FITIn Internally

As FITIn is written on top of Valgrind, the tool works exclusively on the internal representation of Valgrind, called VEX IR. VEX IR is a static single assignment language, allowing assignments to variables only once. The language completely abstracts the originating assembler code and prevents the developer from looking behind it. We now explain how FITIn treats VEX IR of incoming SBs. As example, we use the expression state &= OVERLOAD; We first show its transition from source code to AMD64-assembly and to VEX IR. Then, we discuss the instrumentation of FITIn for this line in the context of our first experiment.

Our first task is to locate the SB that holds the translated expression. We start by consulting Valgrind about the actual SB segmentation. Using --trace-flags=10000000, Valgrind outputs every new SB. For the first experiment, on our test platform, there is a total of 1480 SBs. Since we are interested in SBs of main, we scan the output for main and find the following SBs:

However, as SBs result from code branches, method and system calls, this output tells us only the IDs of the SBs that might be interesting for us. More effort is required to find specific code in any of the SBs.

A little research in the assembly generated by the compiler revealed that our expression state &= OVERLOAD; has been translated to AND EAX, -2 (AMD64). This instruction is unique in this scope and thus straightforward to find. Adding --trace-notbelow=1322 and --trace-notabove=1330 filters out further SBs; in the end, the expression of interest turns out to be located inside SB 1328. After the first cleanup by Valgrind, we arrive at the code in Fig. 2 where lines 1-30 (extracted from --trace-flags=01000000) list the complete representation of state &= OVERLOAD by the VEX IR.

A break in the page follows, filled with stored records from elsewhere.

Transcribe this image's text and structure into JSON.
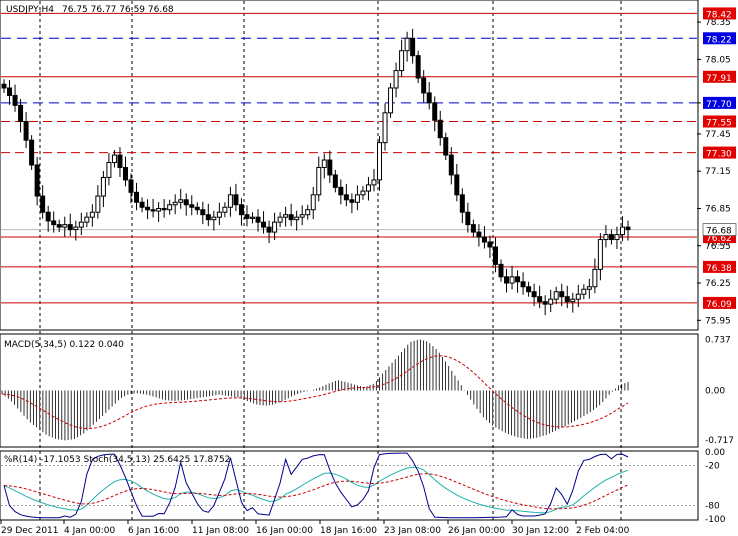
{
  "header": {
    "symbol": "USDJPY,H4",
    "ohlc": "76.75 76.77 76.59 76.68"
  },
  "colors": {
    "candle": "#000000",
    "red_level": "#cc0000",
    "blue_level": "#0000cc",
    "macd_signal": "#cc0000",
    "wpr": "#00008b",
    "stoch_main": "#20b2aa",
    "stoch_signal": "#cc0000",
    "label_red": "#e00000",
    "label_blue": "#0000e0",
    "current_label": "#ffffff"
  },
  "chart_data": [
    {
      "type": "candlestick",
      "title": "USDJPY,H4",
      "ylim": [
        75.88,
        78.52
      ],
      "y_ticks": [
        "78.35",
        "78.05",
        "77.70",
        "77.45",
        "77.15",
        "76.85",
        "76.55",
        "76.25",
        "75.95"
      ],
      "x_ticks": [
        "29 Dec 2011",
        "4 Jan 00:00",
        "6 Jan 16:00",
        "11 Jan 08:00",
        "16 Jan 00:00",
        "18 Jan 16:00",
        "23 Jan 08:00",
        "26 Jan 00:00",
        "30 Jan 12:00",
        "2 Feb 04:00"
      ],
      "current_price": "76.68",
      "current_price_secondary": "76.57",
      "levels": [
        {
          "value": 78.42,
          "label": "78.42",
          "style": "solid",
          "color": "red"
        },
        {
          "value": 78.22,
          "label": "78.22",
          "style": "dashed",
          "color": "blue"
        },
        {
          "value": 77.91,
          "label": "77.91",
          "style": "solid",
          "color": "red"
        },
        {
          "value": 77.7,
          "label": "77.70",
          "style": "dashed",
          "color": "blue"
        },
        {
          "value": 77.55,
          "label": "77.55",
          "style": "dashed",
          "color": "red"
        },
        {
          "value": 77.3,
          "label": "77.30",
          "style": "dashed",
          "color": "red"
        },
        {
          "value": 76.62,
          "label": "76.62",
          "style": "solid",
          "color": "red"
        },
        {
          "value": 76.38,
          "label": "76.38",
          "style": "solid",
          "color": "red"
        },
        {
          "value": 76.09,
          "label": "76.09",
          "style": "solid",
          "color": "red"
        }
      ],
      "close_path": [
        77.82,
        77.76,
        77.68,
        77.55,
        77.4,
        77.2,
        76.95,
        76.82,
        76.75,
        76.72,
        76.7,
        76.72,
        76.68,
        76.7,
        76.74,
        76.78,
        76.82,
        76.95,
        77.1,
        77.22,
        77.28,
        77.18,
        77.08,
        76.98,
        76.9,
        76.86,
        76.84,
        76.83,
        76.85,
        76.84,
        76.88,
        76.9,
        76.92,
        76.88,
        76.86,
        76.84,
        76.8,
        76.76,
        76.78,
        76.82,
        76.86,
        76.96,
        76.88,
        76.8,
        76.77,
        76.78,
        76.74,
        76.7,
        76.66,
        76.74,
        76.78,
        76.8,
        76.76,
        76.78,
        76.8,
        76.84,
        76.96,
        77.18,
        77.24,
        77.12,
        77.02,
        76.96,
        76.92,
        76.9,
        76.96,
        76.99,
        77.04,
        77.08,
        77.38,
        77.62,
        77.82,
        77.96,
        78.12,
        78.22,
        78.08,
        77.9,
        77.78,
        77.7,
        77.56,
        77.42,
        77.28,
        77.12,
        76.96,
        76.82,
        76.72,
        76.66,
        76.62,
        76.58,
        76.54,
        76.4,
        76.3,
        76.25,
        76.3,
        76.26,
        76.22,
        76.18,
        76.14,
        76.1,
        76.08,
        76.12,
        76.18,
        76.14,
        76.1,
        76.12,
        76.16,
        76.2,
        76.22,
        76.36,
        76.6,
        76.64,
        76.6,
        76.64,
        76.7,
        76.68
      ]
    },
    {
      "type": "bar",
      "title": "MACD(5,34,5) 0.122 0.040",
      "ylim": [
        -0.8,
        0.8
      ],
      "y_ticks": [
        "0.737",
        "0.00",
        "-0.717"
      ],
      "signal": "dashed red",
      "values_profile": [
        -0.05,
        -0.15,
        -0.3,
        -0.45,
        -0.55,
        -0.65,
        -0.7,
        -0.72,
        -0.7,
        -0.62,
        -0.5,
        -0.38,
        -0.25,
        -0.12,
        -0.05,
        -0.04,
        -0.06,
        -0.1,
        -0.14,
        -0.15,
        -0.14,
        -0.12,
        -0.1,
        -0.08,
        -0.06,
        -0.08,
        -0.1,
        -0.15,
        -0.2,
        -0.22,
        -0.2,
        -0.15,
        -0.08,
        -0.03,
        0.0,
        0.04,
        0.1,
        0.15,
        0.12,
        0.08,
        0.05,
        0.1,
        0.25,
        0.4,
        0.55,
        0.7,
        0.74,
        0.7,
        0.58,
        0.4,
        0.2,
        0.0,
        -0.2,
        -0.38,
        -0.5,
        -0.58,
        -0.64,
        -0.68,
        -0.7,
        -0.68,
        -0.64,
        -0.58,
        -0.52,
        -0.45,
        -0.38,
        -0.3,
        -0.2,
        -0.05,
        0.08,
        0.12
      ]
    },
    {
      "type": "line",
      "title": "%R(14) -17.1053 Stoch(34,5,13) 25.6425 17.8752",
      "ylim": [
        -100,
        0
      ],
      "y_ticks": [
        "0.00",
        "-20",
        "-80",
        "-100"
      ]
    }
  ]
}
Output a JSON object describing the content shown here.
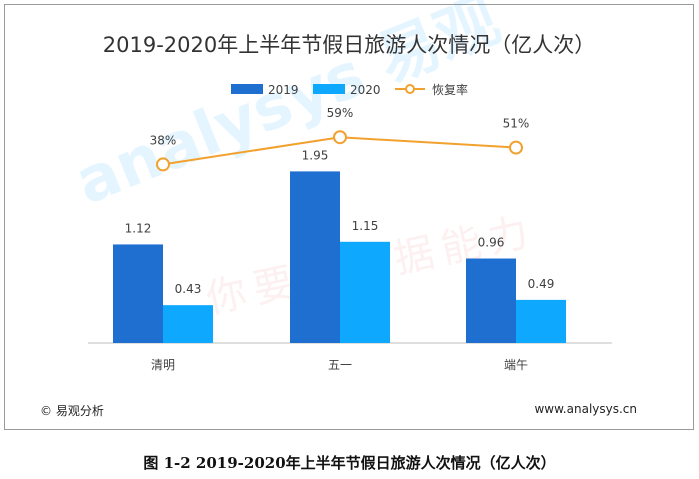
{
  "caption": "图 1-2 2019-2020年上半年节假日旅游人次情况（亿人次）",
  "footer": {
    "source_left": "© 易观分析",
    "source_right": "www.analysys.cn"
  },
  "watermark": {
    "brand": "analysys 易观",
    "slogan": "你要的数据能力"
  },
  "colors": {
    "s2019": "#1E6FD0",
    "s2020": "#0EA8FF",
    "recovery": "#F2A12E",
    "axis": "#BFBFBF",
    "text": "#404040"
  },
  "chart_data": {
    "type": "bar",
    "title": "2019-2020年上半年节假日旅游人次情况（亿人次）",
    "categories": [
      "清明",
      "五一",
      "端午"
    ],
    "series": [
      {
        "name": "2019",
        "type": "bar",
        "values": [
          1.12,
          1.95,
          0.96
        ],
        "labels": [
          "1.12",
          "1.95",
          "0.96"
        ]
      },
      {
        "name": "2020",
        "type": "bar",
        "values": [
          0.43,
          1.15,
          0.49
        ],
        "labels": [
          "0.43",
          "1.15",
          "0.49"
        ]
      },
      {
        "name": "恢复率",
        "type": "line",
        "values": [
          38,
          59,
          51
        ],
        "labels": [
          "38%",
          "59%",
          "51%"
        ]
      }
    ],
    "ylim": [
      0,
      2.5
    ],
    "y2lim": [
      -100,
      70
    ],
    "xlabel": "",
    "ylabel": "",
    "grid": false,
    "legend": "top-center"
  }
}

When in doubt about the representation of a certain instruction, one can always consult the associated IMark statement, a VEX statement without counterpart in the code, which serves the purpose to display address and length of the original instruction.

The assigned t{n}-values are of type IRTemp. The lines 2-6 will load the value from the memory, t13 references the value of the stack-frame base pointer RBP. On AMD64, Valgrind does not always strip away neutralizing cast operations, as they can be seen in lines 11-18. Line 19 represents the bitwise operation of clearing the least significant bit. After more casts and reassignments, line 23 will put the result of this operation into the shadow register table of Valgrind, a distinct memory area to represent data transfers via CPU registers. On AMD64, PUT(16) means: Originally, the result was stored in register RAX. In lines 27-29, the result is read from the shadow register table and finally stored at its original memory address.

Starting from line 31 of Fig. 2, we list the result of the instrumentation process of FITIn (as seen by --trace-flags=00100000). The following modifications take place:

  1. In line 34, FITIn adds a call to preLoadHelper just before loading from the address in t12. It is a DIRTY helper function, since it calls a procedure outside of VEX IR, possibly causing side effects. preLoadHelper will, at runtime, look for monitoring requests for this address. The returned t64 is a pointer to load state information of t16, used later.
  2. In the unmodified VEX IR (Fig. 2, left), the first use-after-load of t16 in line 6 is the cast operation t48 = 8Uto32(t16) in line 11. This is relevant for FITIn: Before casting, FITIn inserts the lines 36 and 37. The cast in line 36 is necessary to satisfy the VEX IR specification for passing t16 (a char) as argument to the helper function fi_reg_flip_or_leave, which expects arguments of platform address size. The function itself, another DIRTY, forms the heart of FITIn: If t16 has previously, in line 34, been marked as relevant, FITIn will increase the access counter. If the counter hits the user’s specification, FITIn will perform the bit flip here and return the modified value, t66. Otherwise, no modification will be applied.
  3. In the lines 42, 52, and 57, FITIn inserts another DIRTY called incrInst, which increases the instruction counter and terminates the program prematurely if the user demands so.
  4. In line 47, the corresponding statement IR-NoOp from line 20 is omitted, leaving proper re-insertions of NOP-commands up to the compiler of Valgrind.